The Panic coincided roughly with the sale of Henrietta Wood by Henry Forsyth to the Cirode Family, though it is difficult to say whether the sale was caused by Forsyth’s failure, which is difficult to date precisely. Cirode also had difficulty once he arrived in New Orleans because of the Panic, which led to numerous firms’ failures. See marler2013. See Louisville for discussions of effects of Panic there.

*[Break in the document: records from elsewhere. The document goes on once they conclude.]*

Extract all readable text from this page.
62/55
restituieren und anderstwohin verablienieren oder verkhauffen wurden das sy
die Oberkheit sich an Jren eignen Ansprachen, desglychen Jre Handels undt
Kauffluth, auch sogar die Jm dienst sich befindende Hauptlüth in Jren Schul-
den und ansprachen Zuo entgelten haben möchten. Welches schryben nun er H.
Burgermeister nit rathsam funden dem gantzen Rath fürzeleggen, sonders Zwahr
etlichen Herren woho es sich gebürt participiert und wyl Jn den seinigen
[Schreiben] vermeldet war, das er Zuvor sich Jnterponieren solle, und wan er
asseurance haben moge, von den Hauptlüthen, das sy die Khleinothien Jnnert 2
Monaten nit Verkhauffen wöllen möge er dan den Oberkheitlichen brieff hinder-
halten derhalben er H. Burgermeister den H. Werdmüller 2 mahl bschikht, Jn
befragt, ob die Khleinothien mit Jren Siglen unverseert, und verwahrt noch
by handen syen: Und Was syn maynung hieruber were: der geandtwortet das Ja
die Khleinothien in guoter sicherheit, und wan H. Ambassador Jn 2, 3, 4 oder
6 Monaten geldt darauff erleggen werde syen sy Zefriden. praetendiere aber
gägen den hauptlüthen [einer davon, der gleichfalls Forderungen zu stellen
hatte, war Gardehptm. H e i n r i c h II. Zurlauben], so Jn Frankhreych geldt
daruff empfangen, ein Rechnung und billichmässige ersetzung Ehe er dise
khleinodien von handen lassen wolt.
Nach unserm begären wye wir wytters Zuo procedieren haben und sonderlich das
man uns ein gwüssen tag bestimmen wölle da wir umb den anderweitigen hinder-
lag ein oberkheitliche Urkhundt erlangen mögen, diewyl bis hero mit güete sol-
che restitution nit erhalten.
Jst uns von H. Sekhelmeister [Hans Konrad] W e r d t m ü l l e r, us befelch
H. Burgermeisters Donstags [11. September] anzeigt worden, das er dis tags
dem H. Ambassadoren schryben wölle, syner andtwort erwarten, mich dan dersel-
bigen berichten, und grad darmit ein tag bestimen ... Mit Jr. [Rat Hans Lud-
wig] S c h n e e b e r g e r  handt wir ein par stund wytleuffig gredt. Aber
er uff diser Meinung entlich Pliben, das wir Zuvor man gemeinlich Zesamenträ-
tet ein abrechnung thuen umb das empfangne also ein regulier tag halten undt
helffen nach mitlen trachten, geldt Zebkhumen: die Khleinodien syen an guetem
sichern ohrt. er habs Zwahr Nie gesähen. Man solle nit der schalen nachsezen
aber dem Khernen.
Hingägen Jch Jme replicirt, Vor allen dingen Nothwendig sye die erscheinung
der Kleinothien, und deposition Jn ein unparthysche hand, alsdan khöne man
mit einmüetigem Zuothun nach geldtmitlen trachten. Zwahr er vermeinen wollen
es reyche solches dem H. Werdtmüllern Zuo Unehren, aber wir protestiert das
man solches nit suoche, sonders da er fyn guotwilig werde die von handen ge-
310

See also gudmestad2011, p. 18-20, for interesting anecdote about the Natchez log books:

When the Panic of 1837 struck, a captain who had just come from Louisville scrawled, ‘Reports all Cincinnati & Louisville banks stopped!,’ to which another visitor added, ‘God Dam.’

Causes

  • Edward Baptist in baptist2012 stresses the role of southwestern banks, securitized slaves, and the systemic risk of the cotton economy. (See also kilbourne1995.)
  • Daniel Walker Howe in howe2007 stresses the pressures that British lenders put on their American debtors in early 1837, after a poor grain harvest meant England needed cash quickly to import crops from Europe, but he also adopts the Whig attack on Jackson’s Specie Circular (501-504). By planting doubts in the public mind about the safety of state banknotes, he helped trigger a run on specie-poor creditors after some early firm failures and the contraction of British credit. He also mentions southwestern frontier speculation and cotton over-production (504) coupled with a collapse in cotton prices, but he emphasizes its role more in the 1839 aftershocks of the Panic.
  • Sean Wilentz locates the beginnings of the Panic in two years of wheat failures that “threw the balance of trade against the United States,” together with “falling cotton prices,” which “led British banks and creditors to demand repayment in hard currency from American borrowers” (p. 456). Banks suspended specie payments.